Following on from the views expressed by Leon and Stone, who noted that the study patients’ angina was really on mild side”, Allan Jeremias (St. Francis Hospital, Roslyn, New York; Cardiovascular Research Foundation, New York, New York) claimed that one of the lessons of ORBITA was that “we cannot guide our angioplasty solely by the angiogram. We have to use physiological assessment and the physical context that the patient presents”.
Coinciding with its presentation at TCT, ORBITA was simultaneously published in The Lancet. In an accompanying commentary, David L Brown (Cardiovascular Division, Washington University School of Medicine, St Louis, USA) and Rita F Redberg (Division of Cardiology, University of California-San Francisco, San Francisco, USA) have a different take on the trial from that of Leon, Stone, and Jeremias. They claim that the implications of ORBITA are “profound and far-reaching”, commenting: “First and foremost, the results of ORBITA show unequivocally that there are no benefits of PCI compared with medical therapy for stable angina, even when angina is refractory to medical therapy.” They add that, based on the findings of the study, “all cardiology guidelines should be revised to downgrade the recommendations for PCI in patients with angina despite medical therapy”.

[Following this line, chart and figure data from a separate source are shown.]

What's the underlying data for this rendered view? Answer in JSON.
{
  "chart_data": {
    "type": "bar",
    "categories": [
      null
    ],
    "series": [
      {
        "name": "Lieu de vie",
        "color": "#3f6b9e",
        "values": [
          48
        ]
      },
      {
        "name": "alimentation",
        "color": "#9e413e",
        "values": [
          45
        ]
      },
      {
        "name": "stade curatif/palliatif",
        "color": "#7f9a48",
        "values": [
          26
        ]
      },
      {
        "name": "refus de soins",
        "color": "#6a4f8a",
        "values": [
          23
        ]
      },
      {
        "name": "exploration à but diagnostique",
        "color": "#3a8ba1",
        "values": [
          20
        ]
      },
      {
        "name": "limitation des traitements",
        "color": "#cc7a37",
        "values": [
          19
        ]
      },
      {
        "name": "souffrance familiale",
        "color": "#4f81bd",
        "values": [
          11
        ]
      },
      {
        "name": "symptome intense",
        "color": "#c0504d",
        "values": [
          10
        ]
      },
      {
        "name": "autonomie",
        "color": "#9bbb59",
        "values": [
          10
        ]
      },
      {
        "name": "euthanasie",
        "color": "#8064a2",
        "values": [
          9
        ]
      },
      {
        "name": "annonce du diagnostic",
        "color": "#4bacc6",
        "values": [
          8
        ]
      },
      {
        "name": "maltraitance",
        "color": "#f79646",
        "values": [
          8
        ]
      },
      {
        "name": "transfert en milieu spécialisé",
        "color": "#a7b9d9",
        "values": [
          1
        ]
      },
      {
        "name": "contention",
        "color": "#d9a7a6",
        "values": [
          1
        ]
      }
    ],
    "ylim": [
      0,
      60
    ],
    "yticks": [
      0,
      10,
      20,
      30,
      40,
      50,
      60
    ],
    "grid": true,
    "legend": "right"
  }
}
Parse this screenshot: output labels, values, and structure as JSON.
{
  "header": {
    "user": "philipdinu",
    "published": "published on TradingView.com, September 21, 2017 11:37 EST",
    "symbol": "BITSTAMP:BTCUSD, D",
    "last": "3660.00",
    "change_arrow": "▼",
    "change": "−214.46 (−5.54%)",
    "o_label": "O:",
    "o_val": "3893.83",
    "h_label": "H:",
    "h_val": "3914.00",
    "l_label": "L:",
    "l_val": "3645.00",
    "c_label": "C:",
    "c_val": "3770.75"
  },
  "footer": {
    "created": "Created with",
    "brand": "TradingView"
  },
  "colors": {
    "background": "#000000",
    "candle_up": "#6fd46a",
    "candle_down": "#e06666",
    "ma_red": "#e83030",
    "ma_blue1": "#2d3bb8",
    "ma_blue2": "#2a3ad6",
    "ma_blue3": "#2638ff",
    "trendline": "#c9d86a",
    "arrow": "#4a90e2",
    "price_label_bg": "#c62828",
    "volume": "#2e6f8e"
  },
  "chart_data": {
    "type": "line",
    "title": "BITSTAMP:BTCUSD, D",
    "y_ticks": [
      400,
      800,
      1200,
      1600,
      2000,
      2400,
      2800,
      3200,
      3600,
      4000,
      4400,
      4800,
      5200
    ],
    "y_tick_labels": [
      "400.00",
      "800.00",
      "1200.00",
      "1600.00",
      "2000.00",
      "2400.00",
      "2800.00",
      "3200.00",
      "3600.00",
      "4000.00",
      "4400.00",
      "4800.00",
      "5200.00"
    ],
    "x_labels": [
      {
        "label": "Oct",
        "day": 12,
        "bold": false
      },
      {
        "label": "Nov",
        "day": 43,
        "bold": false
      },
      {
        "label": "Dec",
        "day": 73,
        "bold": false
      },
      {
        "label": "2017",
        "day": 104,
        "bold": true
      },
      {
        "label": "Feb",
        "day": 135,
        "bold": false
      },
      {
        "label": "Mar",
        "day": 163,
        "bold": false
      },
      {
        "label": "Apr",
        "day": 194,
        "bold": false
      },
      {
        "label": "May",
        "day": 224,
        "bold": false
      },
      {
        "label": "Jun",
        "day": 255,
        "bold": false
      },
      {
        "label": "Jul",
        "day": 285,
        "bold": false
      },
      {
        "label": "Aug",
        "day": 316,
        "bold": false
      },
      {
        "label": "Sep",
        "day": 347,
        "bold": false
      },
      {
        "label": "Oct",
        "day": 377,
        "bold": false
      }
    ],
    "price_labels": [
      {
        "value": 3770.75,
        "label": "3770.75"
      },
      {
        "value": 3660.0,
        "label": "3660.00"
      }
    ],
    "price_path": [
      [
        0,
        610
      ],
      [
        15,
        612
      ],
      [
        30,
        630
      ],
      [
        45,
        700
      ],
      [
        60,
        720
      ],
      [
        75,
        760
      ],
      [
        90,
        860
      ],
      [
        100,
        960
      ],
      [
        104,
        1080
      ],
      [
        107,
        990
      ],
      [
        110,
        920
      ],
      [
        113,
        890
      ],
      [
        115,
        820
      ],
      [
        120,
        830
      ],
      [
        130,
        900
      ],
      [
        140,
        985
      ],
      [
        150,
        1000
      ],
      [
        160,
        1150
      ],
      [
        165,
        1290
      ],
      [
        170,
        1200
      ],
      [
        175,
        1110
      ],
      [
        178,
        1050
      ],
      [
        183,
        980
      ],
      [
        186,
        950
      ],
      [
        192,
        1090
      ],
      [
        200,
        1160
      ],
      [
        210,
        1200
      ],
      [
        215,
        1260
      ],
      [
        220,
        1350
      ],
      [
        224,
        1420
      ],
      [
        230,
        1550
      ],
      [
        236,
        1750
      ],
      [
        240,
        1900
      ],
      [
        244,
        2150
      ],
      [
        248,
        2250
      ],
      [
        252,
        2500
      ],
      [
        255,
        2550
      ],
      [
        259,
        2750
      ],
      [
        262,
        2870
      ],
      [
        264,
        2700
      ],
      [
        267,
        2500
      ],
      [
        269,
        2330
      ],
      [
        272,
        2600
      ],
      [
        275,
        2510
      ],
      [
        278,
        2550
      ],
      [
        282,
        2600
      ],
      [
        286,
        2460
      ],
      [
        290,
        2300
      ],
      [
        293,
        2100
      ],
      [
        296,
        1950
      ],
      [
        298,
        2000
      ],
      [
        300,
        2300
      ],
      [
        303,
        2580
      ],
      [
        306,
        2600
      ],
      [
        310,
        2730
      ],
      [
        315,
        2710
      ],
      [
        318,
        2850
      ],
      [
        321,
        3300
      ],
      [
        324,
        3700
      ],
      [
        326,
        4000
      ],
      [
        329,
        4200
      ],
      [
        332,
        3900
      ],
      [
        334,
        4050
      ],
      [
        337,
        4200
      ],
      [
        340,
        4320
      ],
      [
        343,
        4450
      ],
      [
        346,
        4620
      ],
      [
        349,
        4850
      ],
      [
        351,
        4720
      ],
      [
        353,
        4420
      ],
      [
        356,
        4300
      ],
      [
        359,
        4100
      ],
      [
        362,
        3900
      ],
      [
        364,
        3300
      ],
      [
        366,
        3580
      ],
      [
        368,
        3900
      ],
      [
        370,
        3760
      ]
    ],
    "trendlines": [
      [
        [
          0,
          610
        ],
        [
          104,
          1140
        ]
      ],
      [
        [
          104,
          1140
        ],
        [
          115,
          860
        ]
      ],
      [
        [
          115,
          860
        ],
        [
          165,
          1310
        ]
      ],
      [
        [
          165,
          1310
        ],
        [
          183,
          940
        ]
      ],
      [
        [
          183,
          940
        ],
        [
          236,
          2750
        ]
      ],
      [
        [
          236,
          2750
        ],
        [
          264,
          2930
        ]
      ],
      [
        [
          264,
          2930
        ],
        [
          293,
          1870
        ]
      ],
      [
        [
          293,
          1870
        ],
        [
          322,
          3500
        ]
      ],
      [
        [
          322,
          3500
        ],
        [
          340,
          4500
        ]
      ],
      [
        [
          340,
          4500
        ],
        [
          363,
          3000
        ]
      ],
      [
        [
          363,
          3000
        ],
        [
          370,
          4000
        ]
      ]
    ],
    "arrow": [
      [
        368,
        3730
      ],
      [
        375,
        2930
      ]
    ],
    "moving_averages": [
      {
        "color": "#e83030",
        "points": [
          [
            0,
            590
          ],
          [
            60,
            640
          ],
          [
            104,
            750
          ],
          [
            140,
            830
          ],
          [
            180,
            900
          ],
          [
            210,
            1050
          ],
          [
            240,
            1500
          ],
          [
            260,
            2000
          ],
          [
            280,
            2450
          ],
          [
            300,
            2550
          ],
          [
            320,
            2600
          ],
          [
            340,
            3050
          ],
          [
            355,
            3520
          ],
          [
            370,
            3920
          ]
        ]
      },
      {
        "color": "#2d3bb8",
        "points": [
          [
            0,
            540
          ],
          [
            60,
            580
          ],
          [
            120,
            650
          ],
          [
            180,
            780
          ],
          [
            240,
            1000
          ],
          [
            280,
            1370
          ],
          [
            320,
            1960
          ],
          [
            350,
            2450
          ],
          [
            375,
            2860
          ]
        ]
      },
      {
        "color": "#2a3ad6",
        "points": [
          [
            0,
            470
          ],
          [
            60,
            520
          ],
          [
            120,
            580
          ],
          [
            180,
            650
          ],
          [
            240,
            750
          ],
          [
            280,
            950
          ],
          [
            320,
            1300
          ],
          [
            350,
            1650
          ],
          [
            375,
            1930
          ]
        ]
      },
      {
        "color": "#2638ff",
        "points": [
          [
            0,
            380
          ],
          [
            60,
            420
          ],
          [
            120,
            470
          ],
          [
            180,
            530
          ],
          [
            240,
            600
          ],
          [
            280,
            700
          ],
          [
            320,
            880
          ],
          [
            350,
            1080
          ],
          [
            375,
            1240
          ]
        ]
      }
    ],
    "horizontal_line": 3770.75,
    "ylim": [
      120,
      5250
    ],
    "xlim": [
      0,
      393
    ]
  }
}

Responding to this commentary, Al-Lamee told Cardiovascular News extrapolating the findings of ORBITA to prompt changes to the guidelines “would be an over-reach”. She noted that the study “only addressed patients with stable angina and single vessel coronary disease on intensive medical therapy”.
She added that—aside from any implications it may have for the management of stable coronary artery disease—ORBITA shows “that placebo-controlled trials in intervention are possible and do provide invaluable extra information which is of interest to clinicians and patients alike”. “All it takes is an enthusiastic group of investigators who want to answer a specific clinical question and a committed group of patients who are happy to take part in ground-breaking research,” Al-Lamee observes.